Oui. La réalité était déjà très décalée. Ce pauvre bonhomme, Guy Joao, qui a été arrêté en octobre 2019, était un préretraité de chez Renault qui allait rejoindre sa campagne à Glasgow et qui est devenu tout d’un coup l’ennemi public n°1 alors qu’il n’a rien demandé. Les Écossais ont des indics « profiler » qui sont notés de 1 à 6 comme on note les chauffeurs Uber en France. Un profiler 6 étoiles les a appelés et a dit « J’ai Ligonnès devant moi ! ». Déjà, il y a quand même le faillible de cette police européenne qui est très comique en soi. Il y avait donc un potentiel cinématographique qui est drôle au départ, entre cette arrestation d’un faux et cet indic qui est un loser. Je me suis alors dit « Tiens, que fait le vrai Xavier Dupont actuellement ? ». Le contraste et l’injustice des destins ont été un point de départ. Puis, j’ai mis ces deux enquêteuses du web, parce que les enquêteurs du web, c’est en ce moment une activité très à la mode.

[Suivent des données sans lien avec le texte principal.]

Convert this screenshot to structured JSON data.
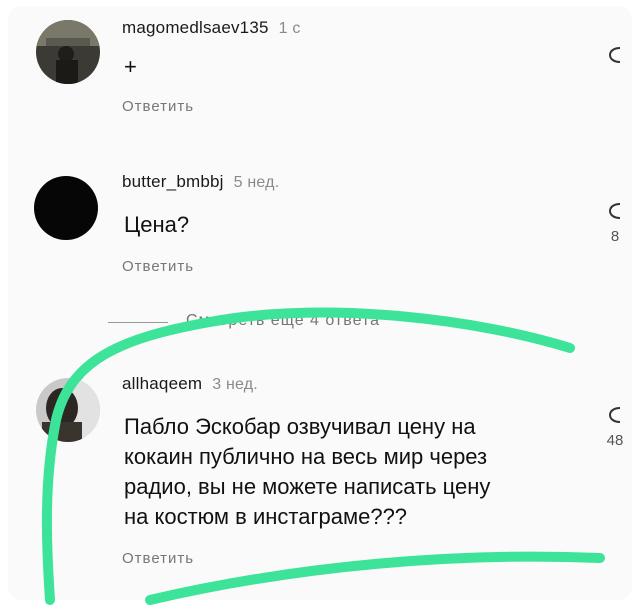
{
  "comments": [
    {
      "username": "magomedlsaev135",
      "time": "1 с",
      "text": "+",
      "reply_label": "Ответить",
      "like_count": ""
    },
    {
      "username": "butter_bmbbj",
      "time": "5 нед.",
      "text": "Цена?",
      "reply_label": "Ответить",
      "like_count": "8"
    },
    {
      "username": "allhaqeem",
      "time": "3 нед.",
      "text_lines": [
        "Пабло Эскобар озвучивал цену на",
        "кокаин публично на весь мир через",
        "радио, вы не можете написать цену",
        "на костюм в инстаграме???"
      ],
      "reply_label": "Ответить",
      "like_count": "48"
    }
  ],
  "view_replies_label": "Смотреть еще 4 ответа",
  "colors": {
    "highlight": "#3ee39a",
    "muted_text": "#777777",
    "background": "#fafafa"
  },
  "icons": [
    "heart-outline-icon"
  ]
}
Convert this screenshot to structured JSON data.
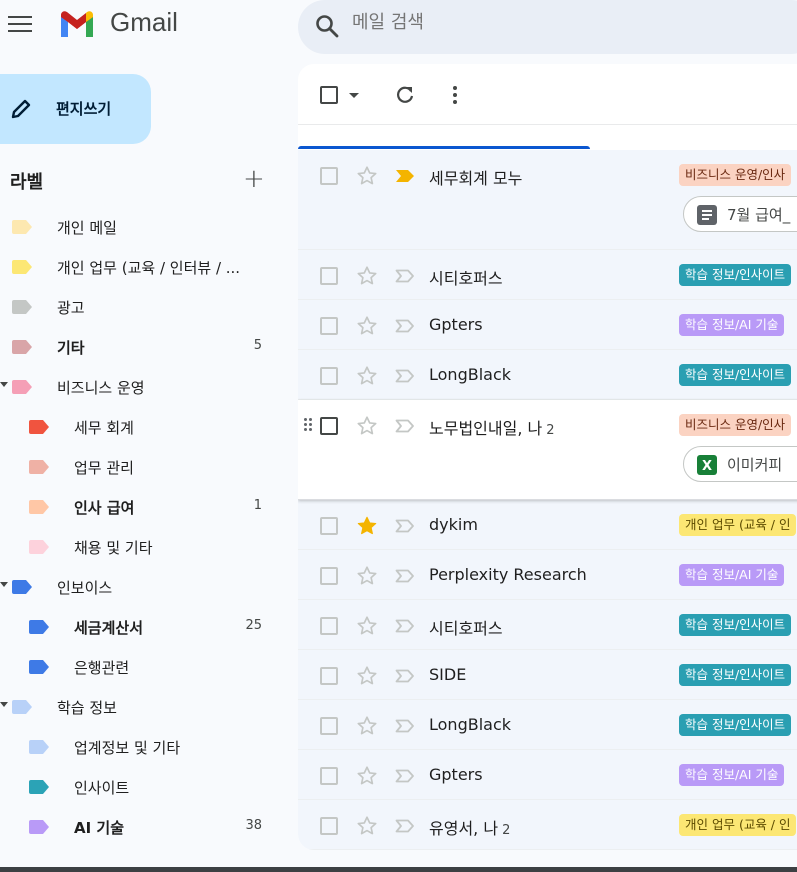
{
  "app": {
    "title": "Gmail"
  },
  "search": {
    "placeholder": "메일 검색"
  },
  "compose": {
    "label": "편지쓰기"
  },
  "labels": {
    "title": "라벨",
    "items": [
      {
        "name": "개인 메일",
        "color": "#fde8b0",
        "indent": false,
        "caret": false,
        "bold": false,
        "count": ""
      },
      {
        "name": "개인 업무 (교육 / 인터뷰 / ...",
        "color": "#fce774",
        "indent": false,
        "caret": false,
        "bold": false,
        "count": ""
      },
      {
        "name": "광고",
        "color": "#c4c7c5",
        "indent": false,
        "caret": false,
        "bold": false,
        "count": ""
      },
      {
        "name": "기타",
        "color": "#d9a5a8",
        "indent": false,
        "caret": false,
        "bold": true,
        "count": "5"
      },
      {
        "name": "비즈니스 운영",
        "color": "#f59fb6",
        "indent": false,
        "caret": true,
        "bold": false,
        "count": ""
      },
      {
        "name": "세무 회계",
        "color": "#f0543f",
        "indent": true,
        "caret": false,
        "bold": false,
        "count": ""
      },
      {
        "name": "업무 관리",
        "color": "#efb1a5",
        "indent": true,
        "caret": false,
        "bold": false,
        "count": ""
      },
      {
        "name": "인사 급여",
        "color": "#ffc7a6",
        "indent": true,
        "caret": false,
        "bold": true,
        "count": "1"
      },
      {
        "name": "채용 및 기타",
        "color": "#fdd2dc",
        "indent": true,
        "caret": false,
        "bold": false,
        "count": ""
      },
      {
        "name": "인보이스",
        "color": "#3e7ae6",
        "indent": false,
        "caret": true,
        "bold": false,
        "count": ""
      },
      {
        "name": "세금계산서",
        "color": "#3e7ae6",
        "indent": true,
        "caret": false,
        "bold": true,
        "count": "25"
      },
      {
        "name": "은행관련",
        "color": "#3e7ae6",
        "indent": true,
        "caret": false,
        "bold": false,
        "count": ""
      },
      {
        "name": "학습 정보",
        "color": "#b8d1f8",
        "indent": false,
        "caret": true,
        "bold": false,
        "count": ""
      },
      {
        "name": "업계정보 및 기타",
        "color": "#b8d1f8",
        "indent": true,
        "caret": false,
        "bold": false,
        "count": ""
      },
      {
        "name": "인사이트",
        "color": "#2ba3b6",
        "indent": true,
        "caret": false,
        "bold": false,
        "count": ""
      },
      {
        "name": "AI 기술",
        "color": "#b99af7",
        "indent": true,
        "caret": false,
        "bold": true,
        "count": "38"
      }
    ]
  },
  "emails": [
    {
      "sender": "세무회계 모누",
      "count": "",
      "starred": false,
      "important": true,
      "label": "비즈니스 운영/인사",
      "label_bg": "#fbd3c2",
      "label_fg": "#6b2a12",
      "attachment": "7월 급여_",
      "attachment_type": "doc",
      "hover": false
    },
    {
      "sender": "시티호퍼스",
      "count": "",
      "starred": false,
      "important": false,
      "label": "학습 정보/인사이트",
      "label_bg": "#2a9fb2",
      "label_fg": "#ffffff",
      "attachment": "",
      "attachment_type": "",
      "hover": false
    },
    {
      "sender": "Gpters",
      "count": "",
      "starred": false,
      "important": false,
      "label": "학습 정보/AI 기술",
      "label_bg": "#b99af7",
      "label_fg": "#ffffff",
      "attachment": "",
      "attachment_type": "",
      "hover": false
    },
    {
      "sender": "LongBlack",
      "count": "",
      "starred": false,
      "important": false,
      "label": "학습 정보/인사이트",
      "label_bg": "#2a9fb2",
      "label_fg": "#ffffff",
      "attachment": "",
      "attachment_type": "",
      "hover": false
    },
    {
      "sender": "노무법인내일, 나",
      "count": "2",
      "starred": false,
      "important": false,
      "label": "비즈니스 운영/인사",
      "label_bg": "#fbd3c2",
      "label_fg": "#6b2a12",
      "attachment": "이미커피",
      "attachment_type": "xls",
      "hover": true
    },
    {
      "sender": "dykim",
      "count": "",
      "starred": true,
      "important": false,
      "label": "개인 업무 (교육 / 인",
      "label_bg": "#fce774",
      "label_fg": "#5c4b00",
      "attachment": "",
      "attachment_type": "",
      "hover": false
    },
    {
      "sender": "Perplexity Research",
      "count": "",
      "starred": false,
      "important": false,
      "label": "학습 정보/AI 기술",
      "label_bg": "#b99af7",
      "label_fg": "#ffffff",
      "attachment": "",
      "attachment_type": "",
      "hover": false
    },
    {
      "sender": "시티호퍼스",
      "count": "",
      "starred": false,
      "important": false,
      "label": "학습 정보/인사이트",
      "label_bg": "#2a9fb2",
      "label_fg": "#ffffff",
      "attachment": "",
      "attachment_type": "",
      "hover": false
    },
    {
      "sender": "SIDE",
      "count": "",
      "starred": false,
      "important": false,
      "label": "학습 정보/인사이트",
      "label_bg": "#2a9fb2",
      "label_fg": "#ffffff",
      "attachment": "",
      "attachment_type": "",
      "hover": false
    },
    {
      "sender": "LongBlack",
      "count": "",
      "starred": false,
      "important": false,
      "label": "학습 정보/인사이트",
      "label_bg": "#2a9fb2",
      "label_fg": "#ffffff",
      "attachment": "",
      "attachment_type": "",
      "hover": false
    },
    {
      "sender": "Gpters",
      "count": "",
      "starred": false,
      "important": false,
      "label": "학습 정보/AI 기술",
      "label_bg": "#b99af7",
      "label_fg": "#ffffff",
      "attachment": "",
      "attachment_type": "",
      "hover": false
    },
    {
      "sender": "유영서, 나",
      "count": "2",
      "starred": false,
      "important": false,
      "label": "개인 업무 (교육 / 인",
      "label_bg": "#fce774",
      "label_fg": "#5c4b00",
      "attachment": "",
      "attachment_type": "",
      "hover": false
    }
  ]
}
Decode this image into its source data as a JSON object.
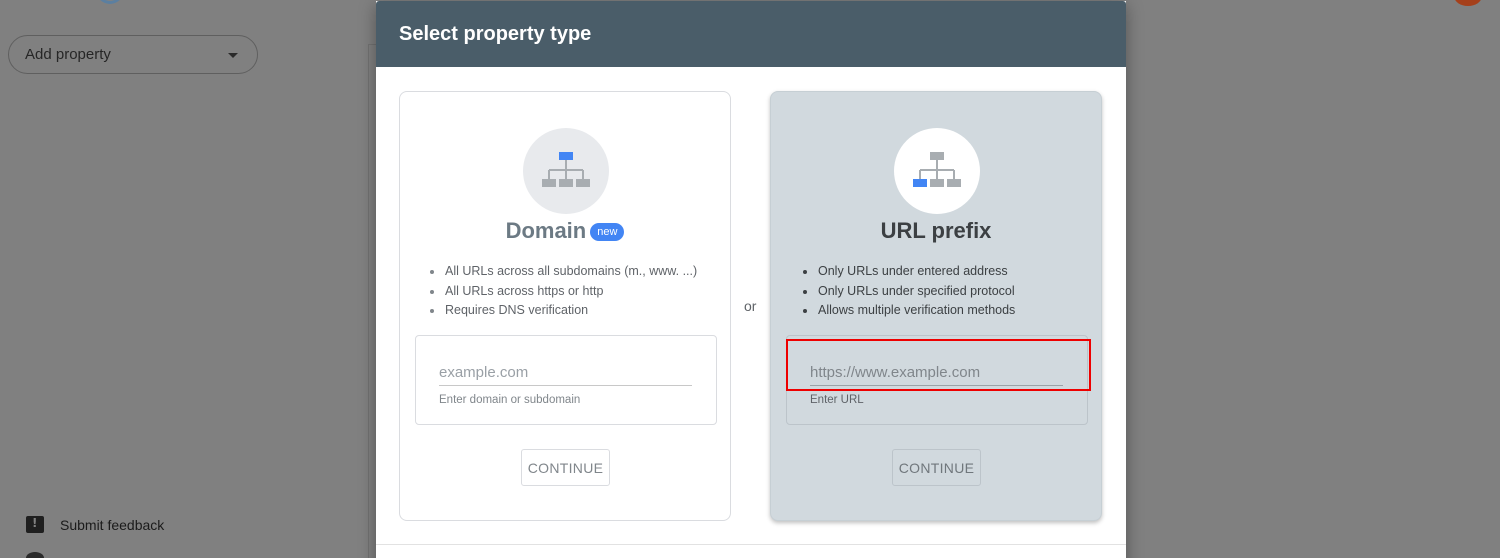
{
  "background": {
    "add_property_label": "Add property",
    "submit_feedback_label": "Submit feedback"
  },
  "dialog": {
    "title": "Select property type",
    "or_label": "or",
    "domain": {
      "title": "Domain",
      "badge": "new",
      "bullets": [
        "All URLs across all subdomains (m., www. ...)",
        "All URLs across https or http",
        "Requires DNS verification"
      ],
      "placeholder": "example.com",
      "helper": "Enter domain or subdomain",
      "continue_label": "CONTINUE"
    },
    "url_prefix": {
      "title": "URL prefix",
      "bullets": [
        "Only URLs under entered address",
        "Only URLs under specified protocol",
        "Allows multiple verification methods"
      ],
      "placeholder": "https://www.example.com",
      "helper": "Enter URL",
      "continue_label": "CONTINUE"
    }
  },
  "colors": {
    "header": "#4a5d69",
    "accent_blue": "#4285f4",
    "highlight_red": "#ee0000"
  }
}
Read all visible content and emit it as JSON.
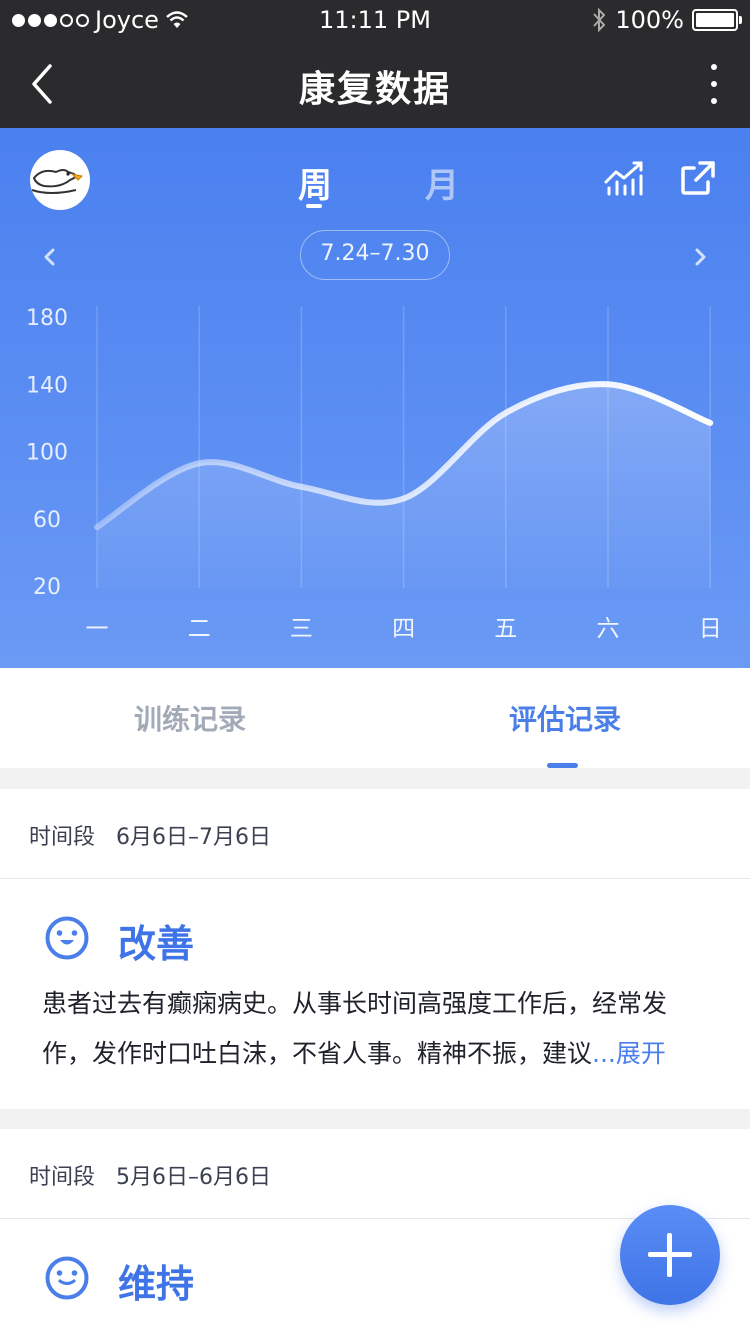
{
  "status_bar": {
    "carrier": "Joyce",
    "time": "11:11 PM",
    "battery": "100%"
  },
  "nav": {
    "title": "康复数据",
    "back_icon": "chevron-left-icon",
    "more_icon": "more-vertical-icon"
  },
  "header": {
    "period_tabs": [
      "周",
      "月"
    ],
    "active_period": "周",
    "date_range": "7.24–7.30",
    "icons": [
      "goose-avatar-icon",
      "trend-chart-icon",
      "share-icon",
      "chevron-left-icon",
      "chevron-right-icon"
    ]
  },
  "chart_data": {
    "type": "area",
    "categories": [
      "一",
      "二",
      "三",
      "四",
      "五",
      "六",
      "日"
    ],
    "values": [
      55,
      93,
      79,
      72,
      123,
      140,
      117
    ],
    "y_ticks": [
      20,
      60,
      100,
      140,
      180
    ],
    "ylim": [
      20,
      180
    ],
    "grid": "vertical",
    "colors": {
      "line": "#ffffff",
      "background": "#4a80ef"
    }
  },
  "tabs": {
    "items": [
      "训练记录",
      "评估记录"
    ],
    "active": "评估记录"
  },
  "records": [
    {
      "period_label": "时间段",
      "period_value": "6月6日–7月6日",
      "status": "改善",
      "text_line1": "患者过去有癫痫病史。从事长时间高强度工作后，经常发",
      "text_line2": "作，发作时口吐白沫，不省人事。精神不振，建议",
      "more_label": "...展开"
    },
    {
      "period_label": "时间段",
      "period_value": "5月6日–6月6日",
      "status": "维持"
    }
  ],
  "fab": {
    "icon": "plus-icon"
  },
  "colors": {
    "accent": "#4a7ee9",
    "navbar": "#2b2b2d"
  }
}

Avez-vous une attirance particulière pour les faits divers macabres ?
Oui, je suis comme beaucoup de gens. On est tous fascinés par le mal. On vit le mal par procuration, dans l’imaginaire, justement. Je crois à la mission du cinéma, à savoir que plus on montre le mal, la violence et les méchants au cinéma, moins il y en a dehors. Après, j’ai une fascination pour les monstres. Je pense qu’un personnage gentil, sympathique, je m’emmerde vite à le lire, à le voir. Effectivement, j’ai plus de fascination à voir les monstres, parce que ça nous amène à des recoins de l’humanité qui ne nous intéressent pas comme des abysses. Le philosophe Friedrich Nietzsche disait : « Si tu plonges longtemps ton regard dans l’abîme, l’abîme te regarde aussi. ». Ça interroge aussi nos monstres intimes.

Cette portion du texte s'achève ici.